The rebels claimed responsibility for the air strike on Monday, which was the first time they had used airpower to launch an attack.

In that attack, it remains unclear whether the air force detected the approaching aircraft on its radar since the rebels, known here as the L.T.T.E., were able to attack and escape unscathed.

The government said late on Monday that two separate inquiries were underway to determine whether there had been any lapses in security which may have helped the air strike.

“The security forces will now have to take into account the air threat factor of the L.T.T.E.,” Iqbal Athas, a defense analyst and a columnist with the Sunday Times newspaper here, said by email. “Now VIP homes, naval ships, frontline troops, ports, key military establishments all become vulnerable.”

The Tamil Tigers are a banned terrorist group in the United States, European Union, and elsewhere.

They were blamed for a suicide attack last year that narrowly missed the army chief, Lt. Gen. Sarath Fonseca. In that attack, a woman bomber managed to penetrate deep into the heart of the army headquarters in Colombo.
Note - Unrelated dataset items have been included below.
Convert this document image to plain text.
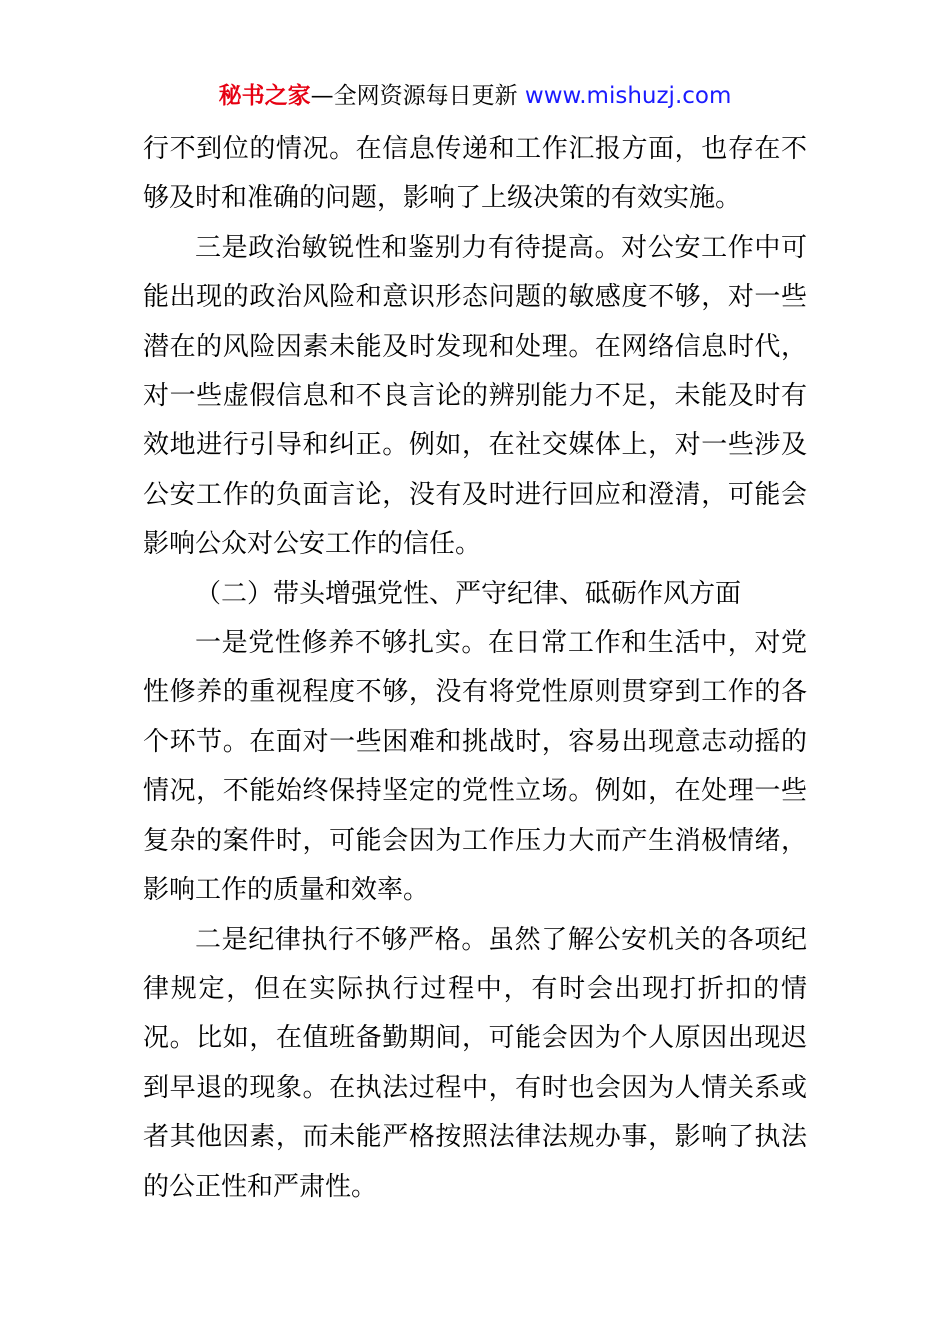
秘书之家—全网资源每日更新 www.mishuzj.com

行不到位的情况。在信息传递和工作汇报方面，也存在不够及时和准确的问题，影响了上级决策的有效实施。

三是政治敏锐性和鉴别力有待提高。对公安工作中可能出现的政治风险和意识形态问题的敏感度不够，对一些潜在的风险因素未能及时发现和处理。在网络信息时代，对一些虚假信息和不良言论的辨别能力不足，未能及时有效地进行引导和纠正。例如，在社交媒体上，对一些涉及公安工作的负面言论，没有及时进行回应和澄清，可能会影响公众对公安工作的信任。

（二）带头增强党性、严守纪律、砥砺作风方面

一是党性修养不够扎实。在日常工作和生活中，对党性修养的重视程度不够，没有将党性原则贯穿到工作的各个环节。在面对一些困难和挑战时，容易出现意志动摇的情况，不能始终保持坚定的党性立场。例如，在处理一些复杂的案件时，可能会因为工作压力大而产生消极情绪，影响工作的质量和效率。

二是纪律执行不够严格。虽然了解公安机关的各项纪律规定，但在实际执行过程中，有时会出现打折扣的情况。比如，在值班备勤期间，可能会因为个人原因出现迟到早退的现象。在执法过程中，有时也会因为人情关系或者其他因素，而未能严格按照法律法规办事，影响了执法的公正性和严肃性。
The Tamil Tigers have taken responsibility for the suicide attack that killed the Indian Prime Minister, Rajiv Gandhi, in 1991.

Their back-to-back strikes this week follow a steady advance by the Sri Lankan military on rebel-held areas in the east, in what appears to be a bid to flush out Tamil Tiger bases along the country’s strategic eastern coast and reinstate government control there.

The government has been aided in its efforts by the emergence of a breakaway Tamil Tiger faction, known as the Karuna group, two years ago.

The renegade faction operates openly in government-held areas in the east. The government insists it has no control over it.

There is a political imperative to exercising control over the country’s eastern province.

The Tamil Tigers consider the east as part of their traditional Tamil homeland, whereas the ethnic Sinhalese-dominated government does not. Government officials have said they plan to hold elections in the east in the coming months.

In the meantime, the country’s east is suffering a dire humanitarian crisis caused by the conflict. In the last two months alone, fighting has driven an estimated 150,000 people from their homes. The total number of internally displaced people in the country today stands at more than 350,000.